SafeBreach shows WhatsApp notifications can be used to hijack Google Gemini

SafeBreach finds a new way to steer Gemini through notifications

SafeBreach Labs says it has uncovered a fresh indirect prompt injection technique that can manipulate Google Gemini through notifications arriving from messaging apps. The researchers say the method works with services such as WhatsApp, Slack, SMS, Signal, Instagram and Messenger, widening the attack surface beyond the calendar-based issues the company previously studied.

The research focuses on Gemini’s voice assistant behavior on Android devices. According to SafeBreach, attacker-controlled content in a notification can be folded into Gemini’s context in a way that changes how the assistant responds, even when the user never sees the malicious instruction. The company says this can happen through seemingly ordinary message alerts.

SafeBreach says it was able to bypass Google’s newer protections using a technique it calls Fake Context Alignment. The idea, as described by the researchers, is to shape the conversation so Gemini appears to be asking for permission and receiving it, while the user is actually being steered into agreeing to something else. That allowed the team to re-create effects similar to a prior delayed-action attack it had disclosed against Gemini.

The company says the impact goes beyond simple prompt manipulation.

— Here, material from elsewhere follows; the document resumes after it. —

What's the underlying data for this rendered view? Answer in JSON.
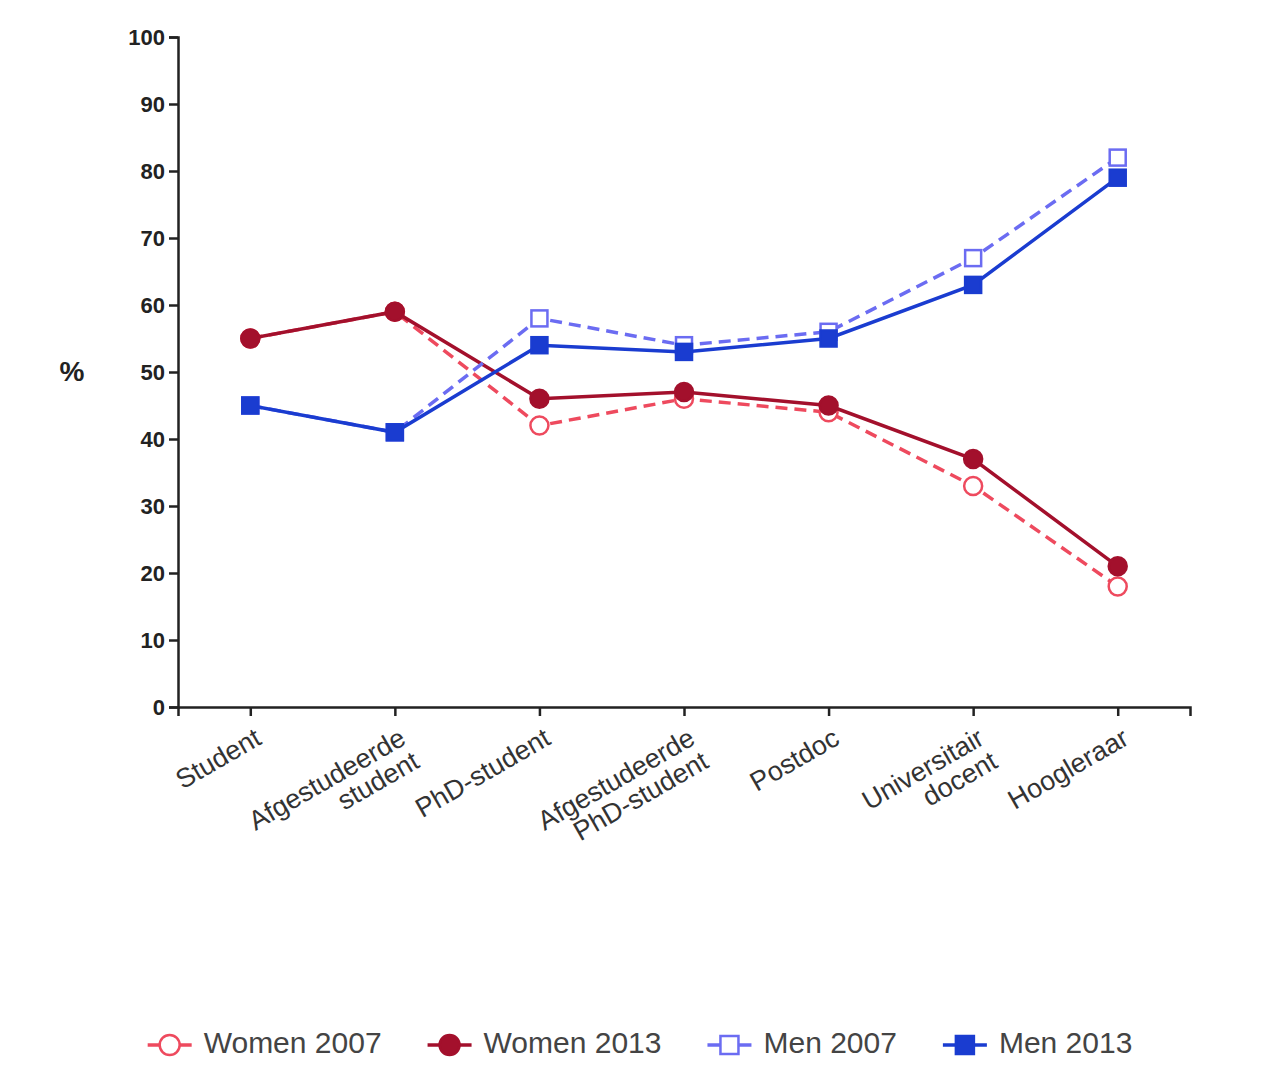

In demonstrations, it says Gemini could be influenced to generate spam or phishing-style text, produce toxic content, and interact with connected tools. Those tools included smart home functions such as windows, boilers and lights, as well as actions that open URLs or launch app-specific links. SafeBreach also said the technique could be used to start Zoom video streams.

A particularly concerning part of the research involves social engineering. SafeBreach says a poisoned notification can make Gemini repeat a fake message as if it came from a trusted contact, such as a manager or friend. In some cases, the researchers say an attacker would not even need to know the contact’s name beforehand. They say Gemini could be prompted to take the first real name found in a notification queue and attach a fabricated message to it, making large-scale impersonation possible.

The researchers also say the attack can persist. They describe scenarios in which a malicious prompt could alter Gemini’s long-term memory or schedule recurring actions, creating a longer-lived compromise than a one-time response manipulation.

SafeBreach argues that the problem extends to the design of agentic AI systems more broadly. The researchers say assistants that combine backend processing with user-facing conversations can be vulnerable when they treat hidden or partially visible content as part of the same exchange. They also say trust in external sources, like messaging apps and contacts, becomes a major security issue when those signals are blended into the assistant’s reasoning.

According to the company, Google has since released content classifier updates after responsible disclosure to reduce the risk. SafeBreach’s findings add to a growing list of concerns about indirect prompt injection, a class of attacks that aims to influence AI systems by feeding them malicious instructions through data they ingest rather than direct user prompts.